Before the record-setting run, Bradt repeatedly visited Palouse Falls State Park to read the water and scout the descent. “The first time I saw the Palouse, I knew it was runnable,” he says. “There’s a smooth green tongue of water that carries about a third of the way down the falls. That was my route.”
In the spring of 2009, Bradt prepared by effortlessly knocking off a string of 70- to 80-foot (21- to 24-meter) waterfalls on Oregon’s Hood River. But that didn’t allay the concerns of his fellow paddlers. “Honestly, I told him I didn’t know if it was the best idea,” says Rush Sturges, who followed Bradt down a 107-foot (33-meter) waterfall in Canada two years ago. For the Palouse run, Sturges and eight others were at the ready should anything (concussion, broken back) befall their friend. “But,” Sturges admits, “if something really bad had happened, like getting pinned behind that curtain of water, he would have been on his own.”

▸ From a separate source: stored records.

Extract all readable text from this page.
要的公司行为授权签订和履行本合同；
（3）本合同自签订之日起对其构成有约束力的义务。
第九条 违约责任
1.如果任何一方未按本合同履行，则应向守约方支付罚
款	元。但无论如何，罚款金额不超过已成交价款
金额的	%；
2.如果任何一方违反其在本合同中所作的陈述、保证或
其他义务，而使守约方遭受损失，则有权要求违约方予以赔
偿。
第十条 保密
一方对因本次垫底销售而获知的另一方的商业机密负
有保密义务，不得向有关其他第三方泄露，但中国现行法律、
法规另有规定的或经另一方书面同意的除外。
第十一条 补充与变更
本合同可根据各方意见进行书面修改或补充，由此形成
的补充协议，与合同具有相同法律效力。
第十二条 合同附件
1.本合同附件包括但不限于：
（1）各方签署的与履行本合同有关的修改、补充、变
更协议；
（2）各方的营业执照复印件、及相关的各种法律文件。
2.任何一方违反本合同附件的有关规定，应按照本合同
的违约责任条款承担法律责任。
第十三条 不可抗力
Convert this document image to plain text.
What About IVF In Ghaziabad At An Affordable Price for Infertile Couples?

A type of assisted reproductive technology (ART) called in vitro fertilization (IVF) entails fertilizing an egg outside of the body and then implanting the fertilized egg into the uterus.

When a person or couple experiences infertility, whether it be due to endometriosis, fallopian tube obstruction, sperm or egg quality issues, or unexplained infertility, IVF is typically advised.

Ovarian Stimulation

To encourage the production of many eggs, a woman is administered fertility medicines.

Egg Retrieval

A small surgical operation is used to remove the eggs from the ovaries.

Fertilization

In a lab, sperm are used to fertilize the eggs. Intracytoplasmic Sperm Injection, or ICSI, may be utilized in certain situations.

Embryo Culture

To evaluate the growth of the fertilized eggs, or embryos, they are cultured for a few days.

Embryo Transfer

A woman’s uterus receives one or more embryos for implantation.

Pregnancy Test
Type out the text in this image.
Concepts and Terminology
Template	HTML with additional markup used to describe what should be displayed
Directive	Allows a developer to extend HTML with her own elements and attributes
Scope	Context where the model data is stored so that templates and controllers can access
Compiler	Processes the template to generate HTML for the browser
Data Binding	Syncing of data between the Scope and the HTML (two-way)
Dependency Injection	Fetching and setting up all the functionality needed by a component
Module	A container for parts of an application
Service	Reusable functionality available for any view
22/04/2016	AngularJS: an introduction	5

On April 21, 2009, Bradt emptied his mind and paddled slowly into the river. He made tiny adjustments during the 3.7-second free fall. “The key to controlling the descent was to stay with the curtain and not get launched into the air,” he says. At impact, Bradt tucked his nose to the kayak, kept his body tense, and directed his boat into the heart of the torrent, where the aerated water cushioned his landing. After six seconds beneath the surface, the kayaker re-emerged with a broken paddle, a sprained wrist, and a record that, considering the risks, is perhaps best left unchallenged. “The motivating factor for all this,” Bradt says, “was just that I thought it was possible. I wanted to do it, I guess, because I can.”